Senin, 26 November 2012

Kenangan Cinta Seorang Sahabat



Kemarin aku mengunjungi seorang sahabat yang baru pulang dari tanah suci. Banyak cerita yang dibaginya denganku selama di tanah suci, dan di sela-sela ceritanya itu, dia selalu menyebut almarhum suaminya yang sudah meninggal kira-kira satu setengah tahun yang lalu.

Dari setiap kata dan kalimatnya ketika menyebut nama almarhum suaminya, tampak sekali kalau cintanya pada almarhum begitu dalam. Di antara kata-katanya itu, terkadang aku  melihat matanya yang agak meredup dan sedikit berkaca-kaca.

Beberapa kali aku mendengarnya menceritakan saat-saat terakhirnya bersama almarhum, yang terus terang aku tidak berani banyak berkomentar. Aku takut akan membuatnya kembali terluka karena kata-kataku yang tidak tepat. Aku selalu mendengarkan saja ceritanya dengan rasa haru dan kagum karena dia masih menyimpan kenangan dan besarnya rasa cinta yang tidak berubah sampai saat ini.

Dia tidak pernah mengatakan bahwa dia tidak akan dapat hidup tanpa almarhum suaminya itu seperti cerita-cerita di sinetron TV, sebab dibalik kelembutannya, ternyata dia adalah sosok yang sangat tegar dan kuat untuk menerima cobaan dari Allah dalam bentuk kehilangan suami di usianya yang relative masih muda seperti ini. Dia tetap dapat hidup dan melanjutkan melangkah.
“Saya masih kurang lama merawat almarhum…” katanya setiap ada yang bercanda untuk segera memulai hari baru dengan membuka diri.
“Selama ini saya sering didatangi dalam mimpi, tapi dia tidak pernah berbicara sepatah katapun. Hanya saya yang selalu mengajaknya berbincang, walaupun dia tetap diam. Tapi waktu di Mekah kemarin, dia kembali datang dalam mimpi saya dan kali ini dia berbicara pada saya….” katanya dengan mata menerawang.

Saat ini sahabatku itu bekerja di kantor tempat almarhum suaminya dulu bekerja dan bercerita kalau waktu pertama kali datang ke kantor itu untuk bekerja, isinya adalah tangis-tangisan dengan  rekan kerja suaminya yang sudah dikenalnya semua.
“Tapi setelah itu sih, sudah mulai biasa… Bahkan di lantai yang sama dengan tempat saya bekerja, ada seorang teman yang namanya sama dengan almarhum. Bayangkan saya yang harus setiap saat memanggil namanya….., belum lagi ada juga yang suara bersinnya itu mirip banget dengan almarhum.”
“Saya rasa Allah yang melakukan semua ini untuk saya supaya saya harus tetap kuat dan terbiasa dengan keadaan tanpa almarhum.” katanya.

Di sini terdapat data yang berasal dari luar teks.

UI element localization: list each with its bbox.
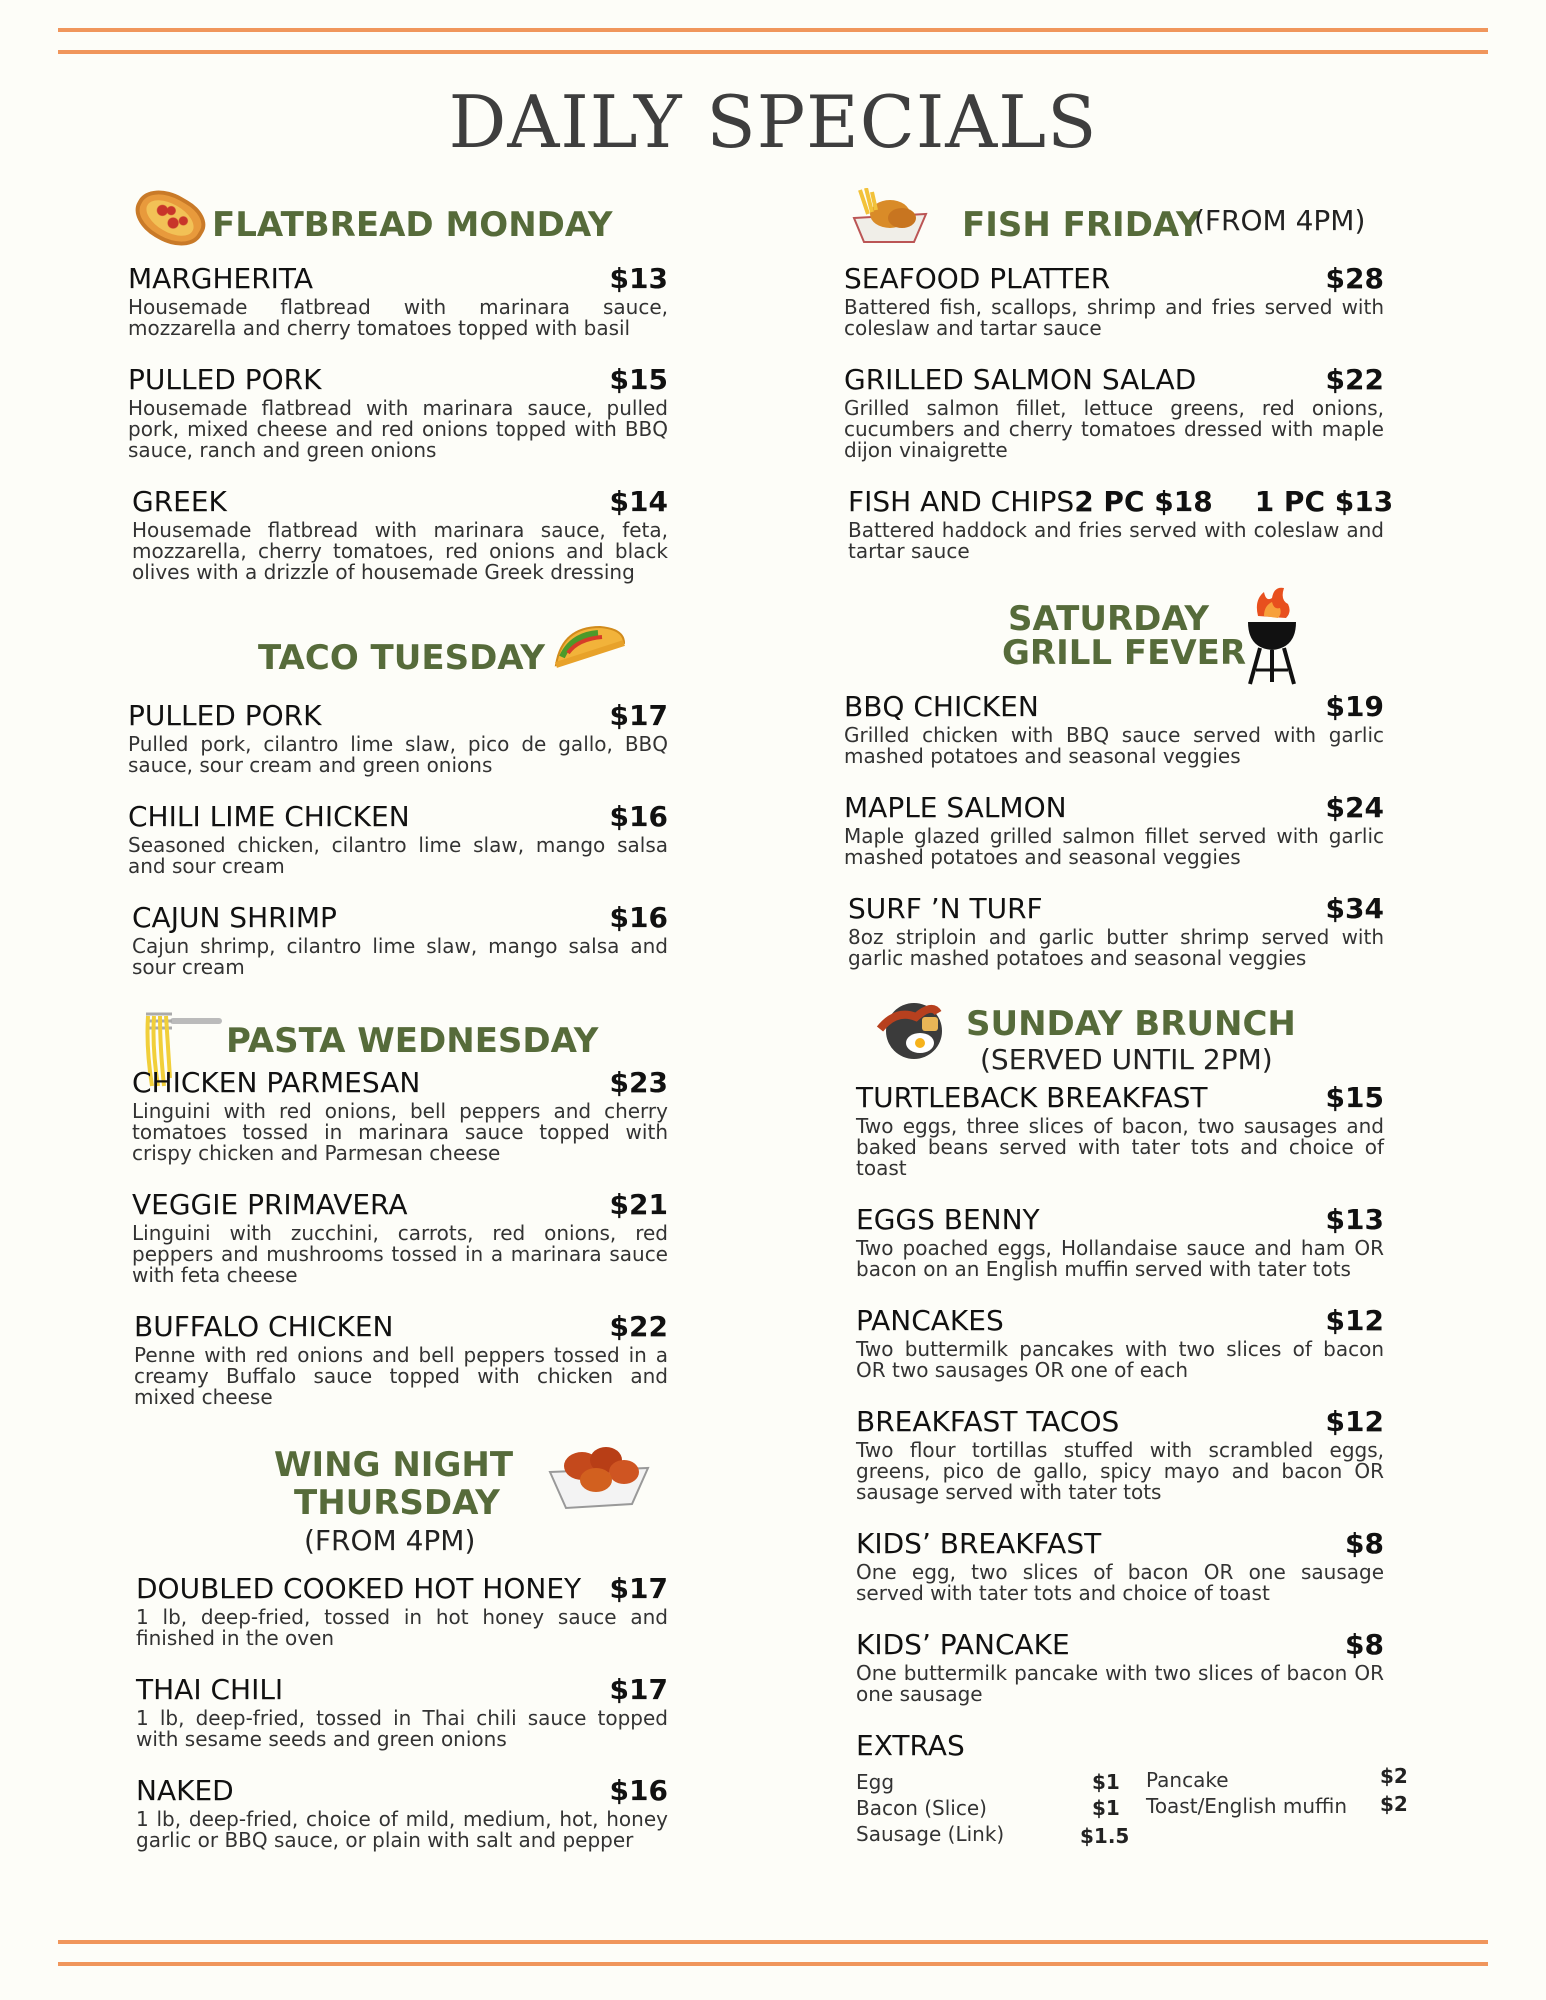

“Ada kalanya saya merasa hampa. Saya tidak bersemangat lagi hidup di Jakarta ini, saya ingin pulang saja ke kampung halaman.” katanya kemarin. Sahabatku ini satu daerah denganku, bukan asli Jakarta.

Aku bingung harus menjawab apa. Sebab aku dapat membayangkan rasa sepinya itu, ditinggal suami sebelum sempat dikaruniai momongan, dan seorang diri tinggal di rantau setelah sekian lama kemana-mana selalu berdua dengan suami. Cintanya masih utuh belum terbagi.

“Aku pulang dulu ya, hati-hati di rumah cuma berdua, jaga kesehatan dan keep strong.” kataku ketika hari sudah mulai malam dan akupun harus kembali pulang. Sahabatku ini hanya berdua dengan pembantunya yang katanya akhir bulan juga mau pamit pulang karena mau menikah.
“Nggak nginep aja?” tanyanya.
“Lain kali deh…, cucianku menunggu.” jawabku.

Sepanjang perjalanan pulang aku masih saja membayangkan wajahnya ketika menyebut nama almarhum suaminya. Betapa wajah itu masih begitu menyiratkan rasa cinta.
Hhh…., aku menghela nafas panjang. Tetaplah kuat sahabat, tataplah dunia dengan senyuman. Semua kerabat dan handai taulan yang kau sayang selalu ada di sisimu. Kami selalu bersamamu.